There are few systems who can challenge GURPS in terms if player options. And GURPS Discworld is no exception, laying them out in lengthy descriptions and templates. In the name of Blind Io, how I wanted some tables. It isn't bad and the GURPS system produces, if nothing else, varied characters whose foibles have effect on the mechanics. The system is simple in practice, it's just a lot of page-flipping.
The layout can be troublesome with character features just being laid out in long paragraphs. Luckily there is a lot of beautiful official Discworld artwork to break it up. Every character you can think of probably has at least one portrait in this book and most of the major ones are fully statted out.
Aside from the game, the book includes an exhaustive Discworld Gazetteer. It covers all locations and events (even those retconned) from the novels and fills out details in a reasonably accessible manner. And if that weren't enough it proceeds to detail several homegrown potential settings to be used in GURPS Discworld campaigns that want to have a home base that isn't set in stone in the novels. This let's you visit Ankh Morpork and possibly bump in to Nobby Nobbs but you don't have to deal with the fact that, well, the Watch should probably be solving the problem the PCs are trying to.
Numerous sidebars fill the book with fantastic content. In the novels, a running joke is that million-to-one odds pay off nine times in ten. GURPS Discworld describes how to handle that at your table. It frequently gives GMing advice that works for most any comedy setting and breaks down the kinds of comedy there are and how they can apply to RPGs (including plot hooks for Discworld Sitcoms). It's a fantastic resource even if you never run a GURPS Discworld game itself. Just that dense double-columned text brings me pain.
Bir setting kitabı olarak mükemmel yazılmış. Discworld hakkında ansiklopedik bilgi vermenin ötesinde, pek çok ilham noktası da taşıyor. Ama, mevzu "yalnızca bu kitaba bakarak oyun yürütme"ye, yani mekaniklere geldiğinde fena halde çuvallıyor. Çünkü, setting kısmını anlatırken kullandığı, roman serisinde de gördüğümüz "eğlenceli dil"i koruyor ve paragraflar dolusu yazı içinde sağa sola serpiştirilmiş bilgi kırıntıları barındırıyor.
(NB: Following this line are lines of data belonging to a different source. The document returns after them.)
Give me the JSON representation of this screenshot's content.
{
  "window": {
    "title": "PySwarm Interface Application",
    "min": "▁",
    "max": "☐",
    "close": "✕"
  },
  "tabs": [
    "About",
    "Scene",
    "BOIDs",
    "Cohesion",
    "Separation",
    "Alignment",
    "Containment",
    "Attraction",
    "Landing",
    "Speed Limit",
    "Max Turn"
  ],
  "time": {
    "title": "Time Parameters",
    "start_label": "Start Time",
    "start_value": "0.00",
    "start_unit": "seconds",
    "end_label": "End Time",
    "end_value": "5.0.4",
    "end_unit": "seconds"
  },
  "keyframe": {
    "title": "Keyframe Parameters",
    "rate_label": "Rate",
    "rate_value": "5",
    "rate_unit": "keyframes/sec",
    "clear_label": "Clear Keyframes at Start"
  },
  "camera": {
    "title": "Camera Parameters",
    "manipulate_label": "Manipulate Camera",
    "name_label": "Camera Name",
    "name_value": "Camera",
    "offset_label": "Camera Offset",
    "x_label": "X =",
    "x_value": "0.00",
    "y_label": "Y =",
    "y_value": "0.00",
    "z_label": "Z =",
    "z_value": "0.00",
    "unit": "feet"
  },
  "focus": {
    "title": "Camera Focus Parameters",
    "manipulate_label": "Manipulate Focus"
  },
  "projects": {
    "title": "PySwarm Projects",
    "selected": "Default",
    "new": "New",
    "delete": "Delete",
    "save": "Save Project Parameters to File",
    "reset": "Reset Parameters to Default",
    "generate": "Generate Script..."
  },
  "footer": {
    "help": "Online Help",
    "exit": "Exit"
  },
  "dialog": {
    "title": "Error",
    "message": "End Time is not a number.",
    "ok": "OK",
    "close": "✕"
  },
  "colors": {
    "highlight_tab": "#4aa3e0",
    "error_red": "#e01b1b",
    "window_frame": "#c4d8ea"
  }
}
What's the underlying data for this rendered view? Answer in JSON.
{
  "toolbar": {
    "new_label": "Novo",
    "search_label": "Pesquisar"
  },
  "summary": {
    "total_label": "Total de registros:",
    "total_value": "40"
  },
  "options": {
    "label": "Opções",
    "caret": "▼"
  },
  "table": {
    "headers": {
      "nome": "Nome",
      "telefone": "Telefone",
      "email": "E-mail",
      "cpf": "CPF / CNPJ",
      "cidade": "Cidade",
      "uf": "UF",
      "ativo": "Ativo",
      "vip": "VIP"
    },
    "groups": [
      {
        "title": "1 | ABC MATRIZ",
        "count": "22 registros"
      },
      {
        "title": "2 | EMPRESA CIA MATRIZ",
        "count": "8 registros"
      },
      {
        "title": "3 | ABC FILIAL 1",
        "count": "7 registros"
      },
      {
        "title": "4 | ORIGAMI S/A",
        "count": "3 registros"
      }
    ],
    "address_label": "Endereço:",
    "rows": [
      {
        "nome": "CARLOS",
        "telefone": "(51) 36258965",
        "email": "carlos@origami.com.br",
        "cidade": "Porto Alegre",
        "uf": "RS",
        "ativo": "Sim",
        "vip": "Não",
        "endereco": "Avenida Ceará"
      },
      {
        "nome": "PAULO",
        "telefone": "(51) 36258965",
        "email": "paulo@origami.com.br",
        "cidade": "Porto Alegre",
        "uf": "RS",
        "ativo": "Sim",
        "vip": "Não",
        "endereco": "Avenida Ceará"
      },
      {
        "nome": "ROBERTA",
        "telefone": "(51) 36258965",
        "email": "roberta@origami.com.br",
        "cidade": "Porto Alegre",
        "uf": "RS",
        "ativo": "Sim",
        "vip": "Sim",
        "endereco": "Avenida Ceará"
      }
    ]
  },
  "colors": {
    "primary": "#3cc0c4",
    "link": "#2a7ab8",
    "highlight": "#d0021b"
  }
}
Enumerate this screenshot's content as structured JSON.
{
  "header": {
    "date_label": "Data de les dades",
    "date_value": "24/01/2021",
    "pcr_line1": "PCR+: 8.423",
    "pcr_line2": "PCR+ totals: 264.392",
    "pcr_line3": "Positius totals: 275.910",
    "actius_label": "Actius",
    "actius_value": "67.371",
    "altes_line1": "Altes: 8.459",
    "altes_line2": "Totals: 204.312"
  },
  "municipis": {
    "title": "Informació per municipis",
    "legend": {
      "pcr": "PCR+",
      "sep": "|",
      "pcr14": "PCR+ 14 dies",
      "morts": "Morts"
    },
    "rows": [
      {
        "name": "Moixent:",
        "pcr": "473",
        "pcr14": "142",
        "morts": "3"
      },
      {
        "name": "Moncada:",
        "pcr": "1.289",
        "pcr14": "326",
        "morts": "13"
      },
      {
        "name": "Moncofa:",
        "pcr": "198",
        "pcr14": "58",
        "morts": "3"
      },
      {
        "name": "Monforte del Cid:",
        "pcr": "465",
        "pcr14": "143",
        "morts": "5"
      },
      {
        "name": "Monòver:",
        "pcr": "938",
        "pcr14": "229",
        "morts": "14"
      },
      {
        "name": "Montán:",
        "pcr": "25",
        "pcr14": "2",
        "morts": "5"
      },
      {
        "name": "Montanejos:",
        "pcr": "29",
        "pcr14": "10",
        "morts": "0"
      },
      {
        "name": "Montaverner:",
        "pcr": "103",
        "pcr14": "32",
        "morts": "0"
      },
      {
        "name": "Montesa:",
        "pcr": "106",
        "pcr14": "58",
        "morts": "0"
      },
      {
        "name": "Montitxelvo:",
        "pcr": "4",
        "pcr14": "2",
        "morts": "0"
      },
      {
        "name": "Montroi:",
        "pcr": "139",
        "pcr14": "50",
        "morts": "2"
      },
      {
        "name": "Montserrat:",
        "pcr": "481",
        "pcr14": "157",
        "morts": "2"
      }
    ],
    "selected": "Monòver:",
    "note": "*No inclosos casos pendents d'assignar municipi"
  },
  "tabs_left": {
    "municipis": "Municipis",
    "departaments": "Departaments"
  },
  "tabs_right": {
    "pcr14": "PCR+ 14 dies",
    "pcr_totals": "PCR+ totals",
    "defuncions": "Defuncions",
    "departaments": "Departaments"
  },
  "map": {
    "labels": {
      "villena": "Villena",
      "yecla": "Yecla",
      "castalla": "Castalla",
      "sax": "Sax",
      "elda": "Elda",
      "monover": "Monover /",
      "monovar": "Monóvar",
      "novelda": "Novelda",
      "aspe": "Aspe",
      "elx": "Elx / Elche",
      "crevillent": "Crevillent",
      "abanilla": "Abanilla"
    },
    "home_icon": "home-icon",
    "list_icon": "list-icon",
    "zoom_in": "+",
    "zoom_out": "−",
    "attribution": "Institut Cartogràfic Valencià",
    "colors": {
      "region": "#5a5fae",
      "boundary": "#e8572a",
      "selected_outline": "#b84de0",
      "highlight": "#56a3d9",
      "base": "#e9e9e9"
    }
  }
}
Büyünün nasıl çalıştığını anlayana kadar canım çıktı, hala tam olarak anladığımdan emin olamıyorum.
Bundle of Holding sayesinde edinmiştim. 2 ek kitapla birlikte geldi. Ucuzdu, hoştu. Oynaması da keyifli. Diyara hakimseniz şöyle bir denemenizi öneririm.
First time I've read the GURPS system, or played it. I bought it mostly for the Discworld aspect of it. It's great, very enjoyable reading. I love how it adapts Pratchett's world & storytelling style into an RPG, and from running the game twice, it also translates into playing. The system itself can be a little clunky, but there are a lot of ideas i might wanna homebrew over into dnd, for example. The book could also be a little better organised. Especially when running it you better just copy the essential materials out instead of trying to look them up, because you likely won't find them.